Getting Started with Zola

published:

tags: [ #zola, #static-sites, #getting-started ]

Zola is a fast static site generator written in Rust. Unlike Hugo or Jekyll, Zola ships as a single binary with no dependencies — no need for Ruby, Node.js, or Go runtimes.

Why Zola?

There are plenty of static site generators out there, so why choose Zola?

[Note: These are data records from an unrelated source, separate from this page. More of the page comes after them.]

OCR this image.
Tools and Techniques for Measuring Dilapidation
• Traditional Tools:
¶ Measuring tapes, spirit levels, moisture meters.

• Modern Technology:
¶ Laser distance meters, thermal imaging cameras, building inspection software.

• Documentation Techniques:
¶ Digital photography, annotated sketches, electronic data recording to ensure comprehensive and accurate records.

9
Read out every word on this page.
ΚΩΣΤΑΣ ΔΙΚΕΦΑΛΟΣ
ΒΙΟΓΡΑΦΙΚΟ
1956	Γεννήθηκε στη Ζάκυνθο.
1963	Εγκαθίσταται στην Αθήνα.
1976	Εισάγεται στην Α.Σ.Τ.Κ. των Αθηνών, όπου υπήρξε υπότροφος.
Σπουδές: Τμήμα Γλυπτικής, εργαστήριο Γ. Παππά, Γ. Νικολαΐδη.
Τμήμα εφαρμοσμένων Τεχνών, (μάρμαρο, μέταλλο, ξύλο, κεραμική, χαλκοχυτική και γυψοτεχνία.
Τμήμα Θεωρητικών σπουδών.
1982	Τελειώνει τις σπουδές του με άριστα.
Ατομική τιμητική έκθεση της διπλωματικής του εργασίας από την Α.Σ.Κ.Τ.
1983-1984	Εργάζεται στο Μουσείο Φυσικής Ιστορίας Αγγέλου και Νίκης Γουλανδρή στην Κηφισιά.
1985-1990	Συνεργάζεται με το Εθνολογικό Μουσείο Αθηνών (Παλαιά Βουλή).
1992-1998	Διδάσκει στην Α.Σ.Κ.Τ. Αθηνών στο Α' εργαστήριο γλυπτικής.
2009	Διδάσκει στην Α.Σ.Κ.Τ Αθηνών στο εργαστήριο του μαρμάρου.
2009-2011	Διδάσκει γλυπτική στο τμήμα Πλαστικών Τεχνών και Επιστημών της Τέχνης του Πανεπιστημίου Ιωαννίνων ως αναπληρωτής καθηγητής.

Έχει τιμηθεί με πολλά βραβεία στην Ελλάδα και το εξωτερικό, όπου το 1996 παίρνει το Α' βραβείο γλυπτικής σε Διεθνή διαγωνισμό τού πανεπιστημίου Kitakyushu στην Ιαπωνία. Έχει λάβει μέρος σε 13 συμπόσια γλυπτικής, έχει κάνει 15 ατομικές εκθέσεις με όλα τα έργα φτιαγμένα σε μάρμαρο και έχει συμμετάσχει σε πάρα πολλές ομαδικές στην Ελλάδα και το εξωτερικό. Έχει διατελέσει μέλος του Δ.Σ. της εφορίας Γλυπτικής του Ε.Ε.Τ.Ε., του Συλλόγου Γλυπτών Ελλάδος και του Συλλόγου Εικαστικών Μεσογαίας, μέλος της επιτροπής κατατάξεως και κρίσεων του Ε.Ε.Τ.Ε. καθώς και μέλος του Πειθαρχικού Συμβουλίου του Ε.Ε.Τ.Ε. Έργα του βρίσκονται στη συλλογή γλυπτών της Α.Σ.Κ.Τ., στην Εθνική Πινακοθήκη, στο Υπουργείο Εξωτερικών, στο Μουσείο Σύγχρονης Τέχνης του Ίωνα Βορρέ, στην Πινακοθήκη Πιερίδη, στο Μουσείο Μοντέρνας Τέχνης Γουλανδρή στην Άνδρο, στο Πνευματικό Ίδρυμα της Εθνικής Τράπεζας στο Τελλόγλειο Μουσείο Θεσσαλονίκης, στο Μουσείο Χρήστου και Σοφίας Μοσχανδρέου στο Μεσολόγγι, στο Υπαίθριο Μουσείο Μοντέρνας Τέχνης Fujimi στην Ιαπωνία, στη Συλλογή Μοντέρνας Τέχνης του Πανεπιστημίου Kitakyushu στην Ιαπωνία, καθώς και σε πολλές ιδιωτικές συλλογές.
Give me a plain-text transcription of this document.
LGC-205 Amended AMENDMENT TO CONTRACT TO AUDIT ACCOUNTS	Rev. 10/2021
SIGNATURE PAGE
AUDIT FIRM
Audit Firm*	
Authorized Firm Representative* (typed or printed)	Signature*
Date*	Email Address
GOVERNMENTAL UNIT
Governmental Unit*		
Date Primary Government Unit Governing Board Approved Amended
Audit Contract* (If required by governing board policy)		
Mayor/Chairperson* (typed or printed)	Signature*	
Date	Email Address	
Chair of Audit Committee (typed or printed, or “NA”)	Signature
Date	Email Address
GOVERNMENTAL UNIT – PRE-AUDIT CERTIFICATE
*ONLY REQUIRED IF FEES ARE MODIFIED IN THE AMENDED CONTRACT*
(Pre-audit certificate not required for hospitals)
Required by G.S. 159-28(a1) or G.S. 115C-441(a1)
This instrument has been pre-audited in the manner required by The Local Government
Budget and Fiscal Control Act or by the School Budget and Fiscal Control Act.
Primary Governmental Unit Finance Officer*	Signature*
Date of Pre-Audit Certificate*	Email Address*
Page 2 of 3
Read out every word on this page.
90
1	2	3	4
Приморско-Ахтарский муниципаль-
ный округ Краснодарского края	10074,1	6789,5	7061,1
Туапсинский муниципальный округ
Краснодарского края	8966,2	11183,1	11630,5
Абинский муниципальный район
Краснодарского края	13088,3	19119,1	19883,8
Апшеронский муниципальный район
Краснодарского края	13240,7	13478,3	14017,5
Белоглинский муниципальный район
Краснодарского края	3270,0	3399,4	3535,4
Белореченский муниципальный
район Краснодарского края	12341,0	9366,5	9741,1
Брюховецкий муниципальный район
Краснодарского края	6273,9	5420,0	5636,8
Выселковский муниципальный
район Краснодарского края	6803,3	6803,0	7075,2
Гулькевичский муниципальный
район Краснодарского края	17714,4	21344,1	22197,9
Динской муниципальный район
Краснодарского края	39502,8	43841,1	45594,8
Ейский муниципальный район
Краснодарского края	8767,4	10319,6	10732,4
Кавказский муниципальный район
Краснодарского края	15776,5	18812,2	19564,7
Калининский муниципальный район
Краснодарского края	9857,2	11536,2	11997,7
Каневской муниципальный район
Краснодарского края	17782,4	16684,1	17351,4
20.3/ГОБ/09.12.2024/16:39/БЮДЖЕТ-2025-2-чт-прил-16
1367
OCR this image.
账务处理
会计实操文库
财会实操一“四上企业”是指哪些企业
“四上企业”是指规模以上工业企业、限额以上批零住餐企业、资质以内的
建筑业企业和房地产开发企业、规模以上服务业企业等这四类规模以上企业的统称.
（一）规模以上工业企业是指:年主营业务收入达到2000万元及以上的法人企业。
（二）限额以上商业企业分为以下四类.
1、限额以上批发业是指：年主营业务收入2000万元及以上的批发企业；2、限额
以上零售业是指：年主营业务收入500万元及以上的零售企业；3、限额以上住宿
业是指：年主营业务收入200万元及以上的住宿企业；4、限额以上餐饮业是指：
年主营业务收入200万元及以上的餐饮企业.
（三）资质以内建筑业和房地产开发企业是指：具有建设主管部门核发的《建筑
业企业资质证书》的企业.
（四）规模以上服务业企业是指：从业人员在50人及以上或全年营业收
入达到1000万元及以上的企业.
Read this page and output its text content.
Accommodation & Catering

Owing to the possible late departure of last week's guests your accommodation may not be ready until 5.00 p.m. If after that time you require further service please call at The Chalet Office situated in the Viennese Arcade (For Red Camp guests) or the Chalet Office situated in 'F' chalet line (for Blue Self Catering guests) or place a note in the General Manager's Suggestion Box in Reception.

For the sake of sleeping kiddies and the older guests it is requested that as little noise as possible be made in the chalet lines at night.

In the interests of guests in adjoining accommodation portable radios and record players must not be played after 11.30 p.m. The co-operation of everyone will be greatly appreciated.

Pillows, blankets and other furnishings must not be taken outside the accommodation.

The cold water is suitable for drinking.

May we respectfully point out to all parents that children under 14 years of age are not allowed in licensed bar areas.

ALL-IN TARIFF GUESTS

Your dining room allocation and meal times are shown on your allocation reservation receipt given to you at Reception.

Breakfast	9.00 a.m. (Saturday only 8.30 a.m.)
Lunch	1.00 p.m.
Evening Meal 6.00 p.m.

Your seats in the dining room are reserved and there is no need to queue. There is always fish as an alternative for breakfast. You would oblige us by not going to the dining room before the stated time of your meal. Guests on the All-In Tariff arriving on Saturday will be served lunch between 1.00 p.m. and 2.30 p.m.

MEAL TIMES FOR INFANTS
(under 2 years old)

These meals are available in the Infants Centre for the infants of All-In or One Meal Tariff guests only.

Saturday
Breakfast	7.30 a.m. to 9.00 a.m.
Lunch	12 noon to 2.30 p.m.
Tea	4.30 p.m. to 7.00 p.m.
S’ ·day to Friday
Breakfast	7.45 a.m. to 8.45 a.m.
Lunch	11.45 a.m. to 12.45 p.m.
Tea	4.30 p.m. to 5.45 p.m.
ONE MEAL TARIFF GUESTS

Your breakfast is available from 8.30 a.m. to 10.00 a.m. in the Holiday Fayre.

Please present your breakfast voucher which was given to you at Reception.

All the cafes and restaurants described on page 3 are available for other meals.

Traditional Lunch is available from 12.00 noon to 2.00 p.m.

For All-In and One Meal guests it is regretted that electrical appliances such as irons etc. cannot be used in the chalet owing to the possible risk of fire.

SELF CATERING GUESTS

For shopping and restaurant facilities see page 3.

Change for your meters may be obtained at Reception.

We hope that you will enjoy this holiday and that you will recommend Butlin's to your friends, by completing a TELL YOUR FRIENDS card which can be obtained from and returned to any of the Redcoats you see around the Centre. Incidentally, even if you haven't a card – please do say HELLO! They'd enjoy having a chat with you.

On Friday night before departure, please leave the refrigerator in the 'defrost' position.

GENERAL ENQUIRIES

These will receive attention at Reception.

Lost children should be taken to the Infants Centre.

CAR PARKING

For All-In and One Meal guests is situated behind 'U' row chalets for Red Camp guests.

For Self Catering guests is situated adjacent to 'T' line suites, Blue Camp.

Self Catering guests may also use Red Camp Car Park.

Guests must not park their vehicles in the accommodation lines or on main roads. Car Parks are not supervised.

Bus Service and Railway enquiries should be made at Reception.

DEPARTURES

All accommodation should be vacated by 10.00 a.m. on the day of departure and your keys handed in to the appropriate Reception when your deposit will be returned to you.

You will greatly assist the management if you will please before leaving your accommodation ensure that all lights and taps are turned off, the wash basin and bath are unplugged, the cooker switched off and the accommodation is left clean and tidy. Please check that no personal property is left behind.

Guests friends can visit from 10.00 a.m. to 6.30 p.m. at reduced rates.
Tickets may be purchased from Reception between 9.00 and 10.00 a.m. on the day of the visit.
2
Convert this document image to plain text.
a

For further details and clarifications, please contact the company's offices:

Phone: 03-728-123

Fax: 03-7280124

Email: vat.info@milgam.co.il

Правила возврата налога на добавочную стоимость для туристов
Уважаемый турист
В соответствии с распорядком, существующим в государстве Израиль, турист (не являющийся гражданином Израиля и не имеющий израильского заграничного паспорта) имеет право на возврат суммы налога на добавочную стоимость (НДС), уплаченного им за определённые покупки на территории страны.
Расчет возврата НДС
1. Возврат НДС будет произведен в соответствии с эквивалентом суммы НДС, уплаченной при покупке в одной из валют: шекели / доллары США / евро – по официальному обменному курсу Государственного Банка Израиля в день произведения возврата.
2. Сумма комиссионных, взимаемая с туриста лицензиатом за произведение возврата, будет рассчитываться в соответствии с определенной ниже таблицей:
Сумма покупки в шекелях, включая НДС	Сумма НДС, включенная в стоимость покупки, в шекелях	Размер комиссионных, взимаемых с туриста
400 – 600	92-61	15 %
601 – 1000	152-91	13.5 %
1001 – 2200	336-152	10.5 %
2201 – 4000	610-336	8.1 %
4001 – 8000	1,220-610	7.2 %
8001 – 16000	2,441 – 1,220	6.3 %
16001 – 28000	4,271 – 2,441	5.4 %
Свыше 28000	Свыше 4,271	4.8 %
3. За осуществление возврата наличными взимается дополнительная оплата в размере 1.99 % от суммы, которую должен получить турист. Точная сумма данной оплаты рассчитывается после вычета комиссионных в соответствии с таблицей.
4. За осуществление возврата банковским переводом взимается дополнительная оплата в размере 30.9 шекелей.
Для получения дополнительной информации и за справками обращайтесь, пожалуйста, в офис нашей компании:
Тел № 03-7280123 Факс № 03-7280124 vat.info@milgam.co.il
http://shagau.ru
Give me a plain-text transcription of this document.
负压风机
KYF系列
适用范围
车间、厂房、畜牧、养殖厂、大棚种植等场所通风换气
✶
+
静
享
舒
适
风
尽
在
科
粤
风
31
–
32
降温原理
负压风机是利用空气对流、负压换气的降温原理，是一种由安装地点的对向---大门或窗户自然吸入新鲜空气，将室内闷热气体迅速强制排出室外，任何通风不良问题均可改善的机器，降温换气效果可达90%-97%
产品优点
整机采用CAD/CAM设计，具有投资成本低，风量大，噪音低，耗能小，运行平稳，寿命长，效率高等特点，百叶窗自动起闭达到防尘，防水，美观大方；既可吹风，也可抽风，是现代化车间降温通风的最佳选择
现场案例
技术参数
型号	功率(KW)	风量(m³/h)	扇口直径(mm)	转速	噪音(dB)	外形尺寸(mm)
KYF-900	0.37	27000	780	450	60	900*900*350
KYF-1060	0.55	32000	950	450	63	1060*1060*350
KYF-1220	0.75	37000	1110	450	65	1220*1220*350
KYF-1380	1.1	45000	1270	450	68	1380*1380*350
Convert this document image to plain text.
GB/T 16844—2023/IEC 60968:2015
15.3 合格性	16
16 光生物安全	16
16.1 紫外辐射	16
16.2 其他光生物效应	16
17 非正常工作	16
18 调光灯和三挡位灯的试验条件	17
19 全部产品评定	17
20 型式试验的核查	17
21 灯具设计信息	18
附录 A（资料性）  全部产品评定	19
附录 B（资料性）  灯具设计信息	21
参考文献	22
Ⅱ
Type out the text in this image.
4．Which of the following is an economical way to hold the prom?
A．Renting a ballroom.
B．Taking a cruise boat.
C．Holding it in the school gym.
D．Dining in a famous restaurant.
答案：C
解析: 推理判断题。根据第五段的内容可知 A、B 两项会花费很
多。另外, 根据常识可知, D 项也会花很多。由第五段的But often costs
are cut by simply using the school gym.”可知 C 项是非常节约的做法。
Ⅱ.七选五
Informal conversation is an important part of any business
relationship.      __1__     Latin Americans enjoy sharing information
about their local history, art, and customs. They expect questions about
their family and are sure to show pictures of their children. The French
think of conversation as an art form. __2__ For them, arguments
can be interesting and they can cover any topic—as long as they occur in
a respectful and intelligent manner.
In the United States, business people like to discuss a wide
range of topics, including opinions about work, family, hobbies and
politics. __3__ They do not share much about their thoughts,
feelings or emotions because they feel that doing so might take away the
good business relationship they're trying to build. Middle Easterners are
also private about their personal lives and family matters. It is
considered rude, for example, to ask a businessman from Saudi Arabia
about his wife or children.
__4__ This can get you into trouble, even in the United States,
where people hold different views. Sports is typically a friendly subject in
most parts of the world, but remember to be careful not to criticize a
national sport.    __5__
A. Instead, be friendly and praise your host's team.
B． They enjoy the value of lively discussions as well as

  • Speed — Zola is incredibly fast, building most sites in milliseconds.
  • Single binary — Download one file and you're ready to go. No package managers, no runtime dependencies.
  • Built-in features — Sass compilation, syntax highlighting, search indexing, and feed generation are all included out of the box.
  • Tera templates — Zola uses the Tera templating engine, which has a familiar syntax if you've used Jinja2 or Twig.

Project Structure

A typical Zola project looks like this:

my-site/
├── config.toml
├── content/
│   └── blog/
│       ├── _index.md
│       └── my-first-post.md
├── static/
├── templates/
└── themes/
  • config.toml — Site-wide configuration (title, base URL, theme, etc.)
  • content/ — Markdown files organized into sections
  • static/ — Files copied as-is to the output (images, fonts, etc.)
  • templates/ — Tera templates for rendering pages
  • themes/ — Third-party themes installed as git submodules

Creating Content

Content in Zola is written in Markdown with TOML front matter. Every Markdown file starts with a +++ delimited block:

+++
title = "My Post Title"
date = 2026-02-10
description = "A short summary of the post."
[taxonomies]
tags = ["example"]
+++

Your content goes here.

The <!-- more --> comment can be used to define where the summary ends and the full content begins, which is useful for blog listing pages.